The prime minister ousted his conservative predecessor Mariano Rajoy last June, when he won a no-confidence vote triggered by a damaging corruption conviction affecting Rajoy's Popular Party.

But the simple majority of Socialists, anti-austerity, and regional nationalist parties that united against Rajoy has crumbled in the past week after Sanchez cut off talks with Catalan separatists over self-determination in their prosperous northeastern region.

Without mentioning Catalonia directly, Sanchez said he remained committed to dialogue with the country's regions as long as their demands fell "within the constitution and the law." He blamed the conservatives for not supporting his Catalan negotiations.

Popular Party leader Pablo Casado celebrated what he called the "defeat" of the Socialists, attacking Sanchez for yielding to some of the Catalan separatists' demands.

"We will be deciding [in this vote] if Spain wants to remain as a hostage of the parties that want to destroy it," or welcome the leadership of the conservatives, Mr. Casado said.

Catalonia's regional government spokeswoman, Elsa Artadi, retorted that "Spain will be ungovernable as long as it doesn't confront the Catalan problem."

Opinion polls indicate the April vote is not likely to produce a clear winner, a shift from the traditional bipartisan results that dominated Spanish politics for decades.

Although Sanchez's Socialists appear to be ahead, their two main opponents – the Popular Party and the center-right Ciudadanos (Citizens) – could repeat their recent coalition in the southern Andalusia region, where they unseated the Socialists with the help of the far-right Vox party.

Vox last year scored the far-right's first significant gain in post-dictatorship Spain, and surveys predict it could grab seats in the national parliament for the first time.

Vox's leader, Santiago Abascal, vowed to use the election to "reconquer" the future, a term that refers back to how Spanish Catholic kings defeated Muslim rulers in 15th-century Spain.

Meanwhile, the Socialists are unlikely to be able to form a new government even if they come to a coalition deal with the anti-establishment Podemos (We Can) party, so a third partner will likely be needed.

Sanchez's options are limited. On the right, a deal with the Citizens party seemed off the table, as its leader Albert Rivera has vetoed any possible agreement with a Socialist party led by Sanchez himself.
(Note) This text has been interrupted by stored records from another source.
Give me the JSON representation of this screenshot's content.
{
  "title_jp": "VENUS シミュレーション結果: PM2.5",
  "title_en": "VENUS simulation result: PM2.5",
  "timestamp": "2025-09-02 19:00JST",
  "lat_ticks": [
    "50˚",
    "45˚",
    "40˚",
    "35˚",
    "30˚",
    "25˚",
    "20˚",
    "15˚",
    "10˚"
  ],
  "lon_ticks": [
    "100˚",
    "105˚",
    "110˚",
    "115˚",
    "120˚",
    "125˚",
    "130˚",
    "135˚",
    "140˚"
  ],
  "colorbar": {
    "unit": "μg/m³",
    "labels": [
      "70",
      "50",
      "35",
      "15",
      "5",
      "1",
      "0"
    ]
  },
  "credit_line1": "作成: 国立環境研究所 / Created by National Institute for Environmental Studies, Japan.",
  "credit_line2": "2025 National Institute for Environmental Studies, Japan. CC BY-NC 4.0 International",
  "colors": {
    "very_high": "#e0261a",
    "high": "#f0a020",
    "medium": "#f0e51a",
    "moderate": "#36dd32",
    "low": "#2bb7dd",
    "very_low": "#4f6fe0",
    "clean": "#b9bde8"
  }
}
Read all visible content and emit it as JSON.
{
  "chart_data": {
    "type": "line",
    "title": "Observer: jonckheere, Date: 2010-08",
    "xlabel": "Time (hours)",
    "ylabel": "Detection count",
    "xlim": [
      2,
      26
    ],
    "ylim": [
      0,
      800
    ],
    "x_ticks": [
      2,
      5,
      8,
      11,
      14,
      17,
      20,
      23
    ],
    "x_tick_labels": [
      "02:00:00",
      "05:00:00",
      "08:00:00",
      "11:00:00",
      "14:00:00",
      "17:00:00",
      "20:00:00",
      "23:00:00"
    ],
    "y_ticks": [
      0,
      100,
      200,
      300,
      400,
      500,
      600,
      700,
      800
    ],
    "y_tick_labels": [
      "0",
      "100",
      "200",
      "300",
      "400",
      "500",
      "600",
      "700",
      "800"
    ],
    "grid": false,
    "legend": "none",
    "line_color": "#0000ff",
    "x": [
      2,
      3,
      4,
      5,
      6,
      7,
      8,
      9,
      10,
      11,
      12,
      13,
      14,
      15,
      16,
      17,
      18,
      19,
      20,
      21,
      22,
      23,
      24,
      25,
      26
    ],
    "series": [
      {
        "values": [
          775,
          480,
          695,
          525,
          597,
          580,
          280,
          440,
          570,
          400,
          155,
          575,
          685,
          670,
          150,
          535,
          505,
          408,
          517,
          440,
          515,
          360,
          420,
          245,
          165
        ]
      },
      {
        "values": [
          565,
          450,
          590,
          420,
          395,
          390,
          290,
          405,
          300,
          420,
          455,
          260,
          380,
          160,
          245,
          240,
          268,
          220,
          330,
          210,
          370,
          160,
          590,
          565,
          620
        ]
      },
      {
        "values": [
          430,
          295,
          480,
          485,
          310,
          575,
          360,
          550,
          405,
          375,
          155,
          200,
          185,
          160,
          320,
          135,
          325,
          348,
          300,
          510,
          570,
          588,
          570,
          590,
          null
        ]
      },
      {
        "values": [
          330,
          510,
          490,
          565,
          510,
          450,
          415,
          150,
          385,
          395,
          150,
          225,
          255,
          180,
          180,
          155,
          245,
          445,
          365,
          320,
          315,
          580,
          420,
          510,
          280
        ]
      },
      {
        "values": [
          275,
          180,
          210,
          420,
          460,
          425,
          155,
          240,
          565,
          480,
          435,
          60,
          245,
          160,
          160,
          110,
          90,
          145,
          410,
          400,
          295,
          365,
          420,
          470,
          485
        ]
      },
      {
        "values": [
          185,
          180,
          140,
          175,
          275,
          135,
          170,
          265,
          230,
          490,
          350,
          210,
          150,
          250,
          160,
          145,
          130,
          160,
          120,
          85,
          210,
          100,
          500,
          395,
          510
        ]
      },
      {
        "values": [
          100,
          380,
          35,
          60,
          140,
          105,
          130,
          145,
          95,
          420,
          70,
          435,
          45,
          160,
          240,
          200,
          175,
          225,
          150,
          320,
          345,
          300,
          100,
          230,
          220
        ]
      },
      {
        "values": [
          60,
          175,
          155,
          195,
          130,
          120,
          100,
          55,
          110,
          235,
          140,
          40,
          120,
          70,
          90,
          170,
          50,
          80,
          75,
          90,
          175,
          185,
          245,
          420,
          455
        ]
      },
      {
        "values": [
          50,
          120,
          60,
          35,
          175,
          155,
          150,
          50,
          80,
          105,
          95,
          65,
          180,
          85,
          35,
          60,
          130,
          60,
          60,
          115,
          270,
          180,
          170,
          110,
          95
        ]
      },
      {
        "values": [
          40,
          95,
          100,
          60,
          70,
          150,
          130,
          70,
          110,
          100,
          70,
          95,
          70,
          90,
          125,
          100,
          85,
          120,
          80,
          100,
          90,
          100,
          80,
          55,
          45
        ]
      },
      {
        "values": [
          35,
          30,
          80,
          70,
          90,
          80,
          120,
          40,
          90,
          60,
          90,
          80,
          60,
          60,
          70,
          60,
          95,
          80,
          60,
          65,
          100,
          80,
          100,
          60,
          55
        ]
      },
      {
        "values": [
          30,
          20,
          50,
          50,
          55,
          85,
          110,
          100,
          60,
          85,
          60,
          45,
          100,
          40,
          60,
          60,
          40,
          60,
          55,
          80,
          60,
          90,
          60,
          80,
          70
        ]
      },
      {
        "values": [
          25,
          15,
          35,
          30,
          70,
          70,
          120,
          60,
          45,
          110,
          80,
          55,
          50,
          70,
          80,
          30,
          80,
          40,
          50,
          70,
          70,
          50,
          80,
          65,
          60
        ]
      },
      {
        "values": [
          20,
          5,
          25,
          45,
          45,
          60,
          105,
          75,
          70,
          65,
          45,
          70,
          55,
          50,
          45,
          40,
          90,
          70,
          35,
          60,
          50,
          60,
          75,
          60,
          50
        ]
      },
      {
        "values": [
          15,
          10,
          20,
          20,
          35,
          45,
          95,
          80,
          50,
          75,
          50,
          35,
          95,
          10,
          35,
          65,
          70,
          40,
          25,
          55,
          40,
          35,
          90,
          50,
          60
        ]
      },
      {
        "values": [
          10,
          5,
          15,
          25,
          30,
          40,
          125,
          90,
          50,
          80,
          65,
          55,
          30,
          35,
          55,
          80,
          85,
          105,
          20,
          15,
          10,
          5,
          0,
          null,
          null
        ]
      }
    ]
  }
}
And the prospect of Catalan nationalists joining any ensuing coalition is remote, both in the light of the recent failed talks and the ongoing trial of a dozen Catalan politicians and activists for their roles in an independence bid two years ago.

"The Socialists don't want an election marked by Catalonia because the issue creates internal division but right-wing parties will use it as a weapon," said Antonio Barroso of the Teneo consulting firm.

He said polls have erred in recent elections and that clever campaigning could swing the vote significantly.

"The only certainty ... is that fragmentation is Spain's new political reality," he said.

This story was reported by The Associated Press.